あれはやはり,社内的に「行くぞ!」みたいな空気はあったんですか?
松枝正樹氏(以下,松枝氏):
コンシューマ中心の会社にはありがちだと思うんですが,最初はやはり,「モバイルでやって売れるの?」といった懐疑的な目は社内に多かったですね。その中でなんとかローンチに持ってこれたかな,と。
田中氏:
僕もゲーム会社にいたから分かるんですが,みんなモバイルはあんまりやりたがらないんですね。派手なCGとかに憧れてゲームクリエイターになった人が多いので。「5のボタンを連打すると絵が変わるだけやん」みたいな。その空気は,今どうなりましたか?
松枝氏:
確かにそういう空気はありました。「5のボタン連打するだけで何が楽しいの?」みたいな。
田中氏:
ところが,これが楽しいんですよね(笑)。これは吉田さんの発明だと思いますが。
安藤氏:
すいません,また質問していいですか? 僕はコーエーテクモさんのゲームがとても好きで,人生ベストテンの半分くらいはコーエーテクモさんの家庭用ゲームなんですよ。それで,「三国志」と「信長の野望」って,似ているじゃないですか。でも100万人シリーズにおいては,「100万人の信長の野望」と,「100万人の三国志」って結構中身が違うじゃないですか。あれは,わざと違うようにしたんですか?
松枝氏:
意図的に変えた,というのはあります。開発のスタート時期は違うんですが,ローンチのタイミングが近いということもあって,ならば違う路線で行こうと。
安藤氏:
いろいろ作りながらいろんな反応を見たい時期だったから変えた,と。
田中氏:
結果的にどっちが正解でした?
松枝氏:
どっちもよかったですよ。
田中氏:
優等生の回答ですね(笑)。
それはそうと,安藤さんに聞きたいんですが,スクエニさんは最初の頃,日本の携帯向けのゲームで結構コケて,「ざまあみろ」とか思ってたんですが,最近「ケイオスリングス」のようにスマートフォンで大成功してますよね。やはり,そういう売り切りダウンロード販売の作品のほうが得意,ということなんでしょうか。
安藤氏:
ソーシャルゲームを作ってて思うのは,SNSって名前のとおり「サービス」じゃないですか。ゲームとサービスって,厳密に言えば全然質が違うものだと思ってるんです。僕らがゲームの良さを一番出せるのは,やはりスタンドアロンのゲームなので,そうなるとダウンロードアプリのほうがいいなと思って作り始めました。

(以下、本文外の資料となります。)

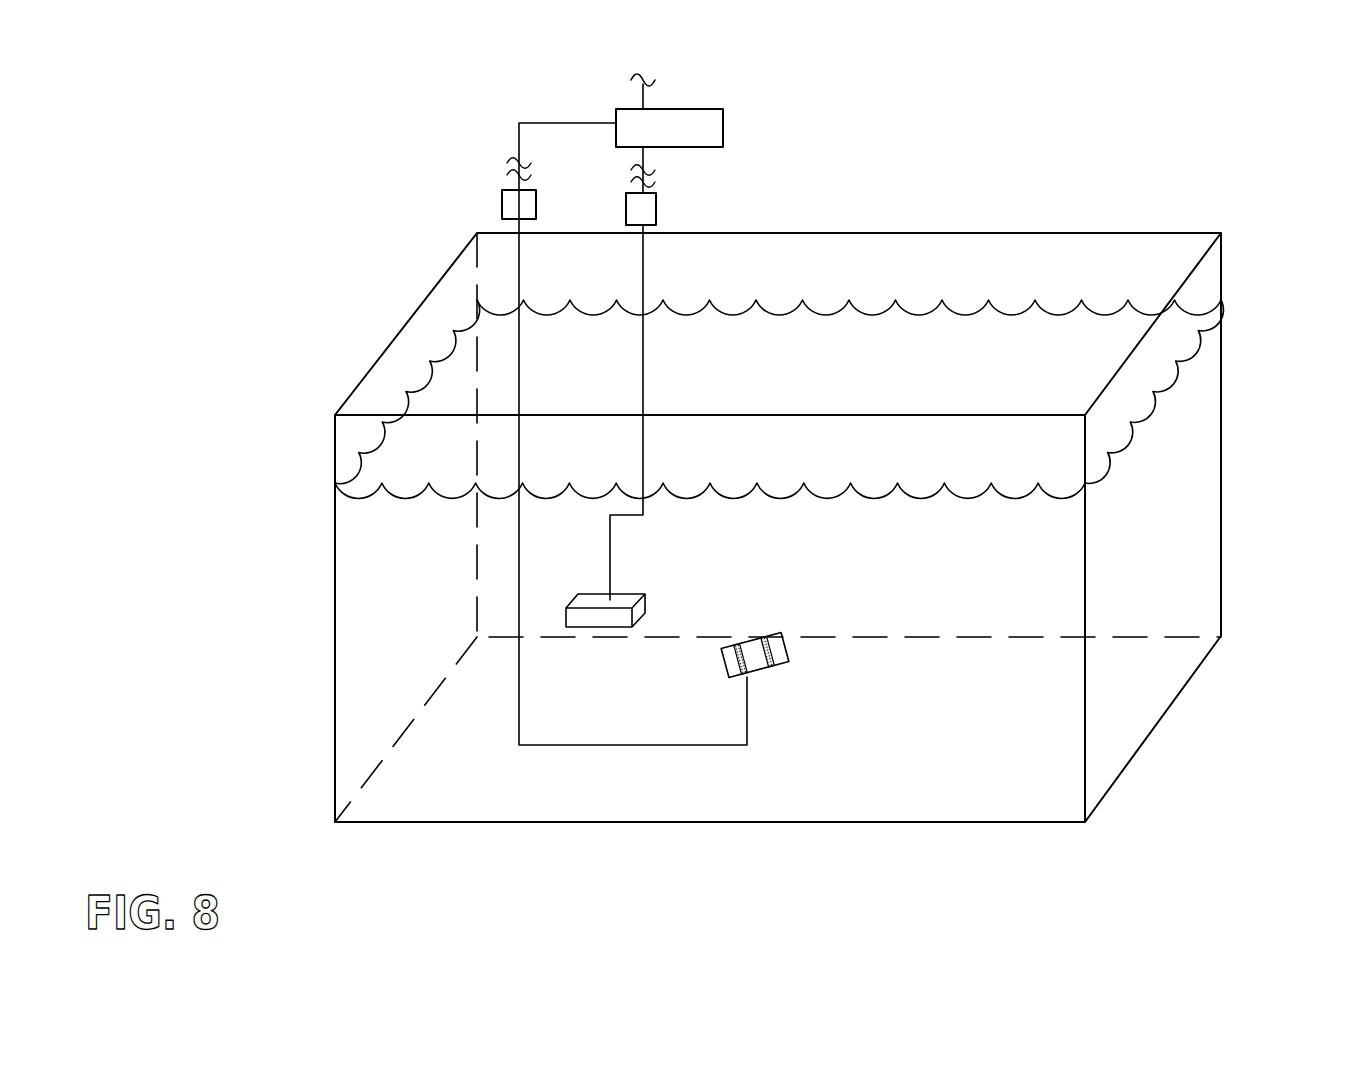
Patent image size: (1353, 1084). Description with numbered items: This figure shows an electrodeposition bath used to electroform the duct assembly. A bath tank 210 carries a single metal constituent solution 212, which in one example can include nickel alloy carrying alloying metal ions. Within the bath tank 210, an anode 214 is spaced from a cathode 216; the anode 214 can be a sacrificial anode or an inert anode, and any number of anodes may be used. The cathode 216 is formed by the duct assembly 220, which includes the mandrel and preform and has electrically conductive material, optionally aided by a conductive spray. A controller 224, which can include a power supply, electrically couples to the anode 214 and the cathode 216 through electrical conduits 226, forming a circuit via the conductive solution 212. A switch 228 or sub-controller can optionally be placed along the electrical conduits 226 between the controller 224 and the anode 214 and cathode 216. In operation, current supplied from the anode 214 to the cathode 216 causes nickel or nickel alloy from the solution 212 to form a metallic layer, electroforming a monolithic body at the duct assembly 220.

The bath tank 210 is at (335, 583).
The single metal constituent solution 212 is at (1193, 366).
The anode 214 is at (627, 598).
The cathode 216 is at (747, 640).
The duct assembly 220 is at (757, 661).
The controller 224 is at (703, 109).
The electrical conduits 226 is at (519, 270).
The switch 228 is at (502, 203).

ケイオスリングスもご好評いただいてるんですけど,すごくジレンマもあって,要するにコンシューマと同じような体験を携帯電話でできるというのは良かったんですが,売価をどうしても高くつけられないんですよ。
田中氏:
かなり強気に値段つけても安いですよね。
安藤氏:
今,ケイオスリングスの1が1100円,オメガが1300円,FFのタクティクスが1800円とかなんですよ。だから15か国で1位取って,お陰さまで,ある程度の収益は上がったとはいえ,とあるSNSゲームに1日で売り上げを超えられてしまう。面白いものを作って,この路線を続けていこうという気持ちはありますけど,やはり,切なさみたいなものはありますね。
これまでのプロモーション方法との違い
さて,プロモーションという話なんですが。
これも,自分達がやっていてジレンマなんですが,今まで家庭用ってスタートダッシュがすべてなので,かっこいいPVを見せて,CM打ってと,ある意味,出た時点でもう終わりじゃないですか。でもソーシャルの場合,テレビCMを打つにしても,ゲームが流行ってから打ったりしています。このあたり,各社どのように考えられてますか?
吉田氏:
テレビCMをはじめ,いろんなプロモーションを活用してはいるんですが,サービスとして熱量が溜まってきたところで,このまま継続できると判断してからプロモーションを打つようにしています。
あと,プロモーションによって入ってくるユーザーさんもいるんですが,そういうユーザーさんが友達をゲームに招待するんですね。これが大きいです。その比率が高いほど,つまり,新しくテレビCMを見て一人がゲームを始めたとき,そのユーザーさんが招待する友達が何人いるのかで,爆発力が変わるんです。なので,ゲームの設計も,仲間が増やしやすいようにしたりします。
今回,TOKIOさんを起用してテレビCMを打ってますが,あのCMでも僕から「テレビCMの中に複数人出してほしい」とお願いしました。「何人かで遊ぶ」というイメージをつけたかったんですね。
田中氏:
ちなみに,なぜTOKIOを選んだんですか? 数で言ったら,AKB48なら売り上げが10倍くらいになったんじゃ?(笑)。
吉田氏:
僕には分かりません(笑)。たぶん,大人の事情とかがあったんじゃないかと。
でも,TOKIOさんは20〜30代のファンが多いですよね。ドリランドは,ユーザーの男女比率は半々か,女性がちょっと多いくらいなんです。
田中氏:
それはやはり,TOKIOさんのCMを始めてから?
吉田氏:
いえ,その前からです。そういうユーザー層だったので,女性に人気のあるTOKIOさんがぴったりだった,というのはあります。